The questionnaire included items on the knowledge, attitudes, and behaviours of resident physicians regarding evidence-based practices and hospital IT infrastructure, as well as the actual provision of IT infrastructure by the hospitals in which the residents practised (including LAN deployment and usability of medical evidence databases; the details are to be mentioned later).

Physicians’ survey

The survey questionnaire was developed based on a literature review and semi-structured, face-to-face interviews with hospital administrators, IT directors and/or education directors (n = 15), and focus group interviews and pre-testing with junior and senior resident physicians (n = 52) from five major teaching hospitals. The initial two-page survey was reviewed and refined for content validity by the Minds-QIP working group, which included six senior researchers, three of whom were practising physicians. The questionnaire was finalized and then validated by experts on the committee for practice guideline implementation.

We used purposive sampling to collect our data. Junior and senior resident physicians working in acute care hospitals were targeted regardless of their specialties. Since we could not directly access each physician, we asked hospital administrators to encourage resident physicians to participate using a pre-notification letter to promote the survey. However, physician participation was wholly voluntary. In order to optimize the response rate, we used proven methods such as including a stamped return envelope and sending follow-up mail with the questionnaire. We made every effort to keep the questionnaire short and to make it interesting and user friendly.

Physician knowledge, attitudes and behaviours were measured through the items shown in the table in Additional file 1. With respect to physician attitudes, we considered the preferred mode of CPG delivery to be not merely a preference but a key attitude for the requirement of high-quality IT infrastructure. Physician behaviours regarding their active use of the guidelines were measured to explore the multifaceted aspects of daily practice settings, including the physician’s habits of guideline use.

Hospital IT scores to identify hospital IT infrastructure promoting CPG use

In order to assess hospital IT infrastructure, an IT score for each hospital was calculated using the results from the prior hospital-level survey noted above [16].
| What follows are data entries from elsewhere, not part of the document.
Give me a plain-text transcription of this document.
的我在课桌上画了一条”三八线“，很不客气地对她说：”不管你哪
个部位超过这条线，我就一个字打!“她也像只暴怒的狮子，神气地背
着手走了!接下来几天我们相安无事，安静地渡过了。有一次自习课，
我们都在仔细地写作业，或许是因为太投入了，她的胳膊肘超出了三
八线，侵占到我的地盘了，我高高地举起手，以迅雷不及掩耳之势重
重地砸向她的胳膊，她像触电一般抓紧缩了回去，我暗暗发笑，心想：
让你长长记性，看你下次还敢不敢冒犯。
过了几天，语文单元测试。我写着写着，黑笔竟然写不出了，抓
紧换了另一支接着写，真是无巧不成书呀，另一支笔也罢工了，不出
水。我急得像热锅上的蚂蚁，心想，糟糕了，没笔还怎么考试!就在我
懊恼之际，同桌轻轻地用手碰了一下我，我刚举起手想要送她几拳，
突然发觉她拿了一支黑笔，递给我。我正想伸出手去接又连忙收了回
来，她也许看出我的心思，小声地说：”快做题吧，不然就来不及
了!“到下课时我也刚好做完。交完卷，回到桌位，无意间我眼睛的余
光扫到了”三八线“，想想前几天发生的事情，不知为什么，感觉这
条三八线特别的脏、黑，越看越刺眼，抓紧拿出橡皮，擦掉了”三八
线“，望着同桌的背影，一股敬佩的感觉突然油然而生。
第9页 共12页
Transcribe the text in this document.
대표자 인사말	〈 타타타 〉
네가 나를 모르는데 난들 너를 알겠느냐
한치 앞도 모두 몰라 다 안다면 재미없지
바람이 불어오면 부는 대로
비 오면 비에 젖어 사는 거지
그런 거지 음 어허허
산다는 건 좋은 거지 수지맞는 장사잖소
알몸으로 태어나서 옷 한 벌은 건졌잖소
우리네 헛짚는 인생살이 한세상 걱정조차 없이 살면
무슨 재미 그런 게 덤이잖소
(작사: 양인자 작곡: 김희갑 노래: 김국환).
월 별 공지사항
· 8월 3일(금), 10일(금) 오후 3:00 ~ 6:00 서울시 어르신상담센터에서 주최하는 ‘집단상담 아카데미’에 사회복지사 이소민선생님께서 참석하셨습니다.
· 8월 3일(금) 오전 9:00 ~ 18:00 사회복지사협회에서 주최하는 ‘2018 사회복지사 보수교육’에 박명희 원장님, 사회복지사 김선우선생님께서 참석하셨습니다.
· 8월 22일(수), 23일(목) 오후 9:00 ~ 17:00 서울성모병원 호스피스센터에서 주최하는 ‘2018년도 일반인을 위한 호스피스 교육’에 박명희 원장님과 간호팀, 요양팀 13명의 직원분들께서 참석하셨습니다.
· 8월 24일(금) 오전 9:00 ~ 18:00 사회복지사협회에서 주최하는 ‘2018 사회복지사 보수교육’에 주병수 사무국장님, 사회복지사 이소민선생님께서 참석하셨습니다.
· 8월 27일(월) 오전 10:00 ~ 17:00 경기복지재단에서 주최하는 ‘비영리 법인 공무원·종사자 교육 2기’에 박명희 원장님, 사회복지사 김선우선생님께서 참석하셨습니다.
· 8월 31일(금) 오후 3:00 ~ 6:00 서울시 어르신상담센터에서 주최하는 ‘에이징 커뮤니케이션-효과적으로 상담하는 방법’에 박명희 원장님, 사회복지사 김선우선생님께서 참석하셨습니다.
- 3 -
A hospital IT score (out of a possible 10 points) was calculated for each hospital, based on the checklist shown in Table 1. The checklist was designed to focus on the following three elements of hospital IT infrastructure: (1) accessibility to the Internet and other information sources, including wired/wireless LAN availability; (2) access to paywalled medical evidence databases in English and Japanese; and (3) medical library and intranet usability, such as the availability of a well-organized intranet interface and activities for improving the medical library [16].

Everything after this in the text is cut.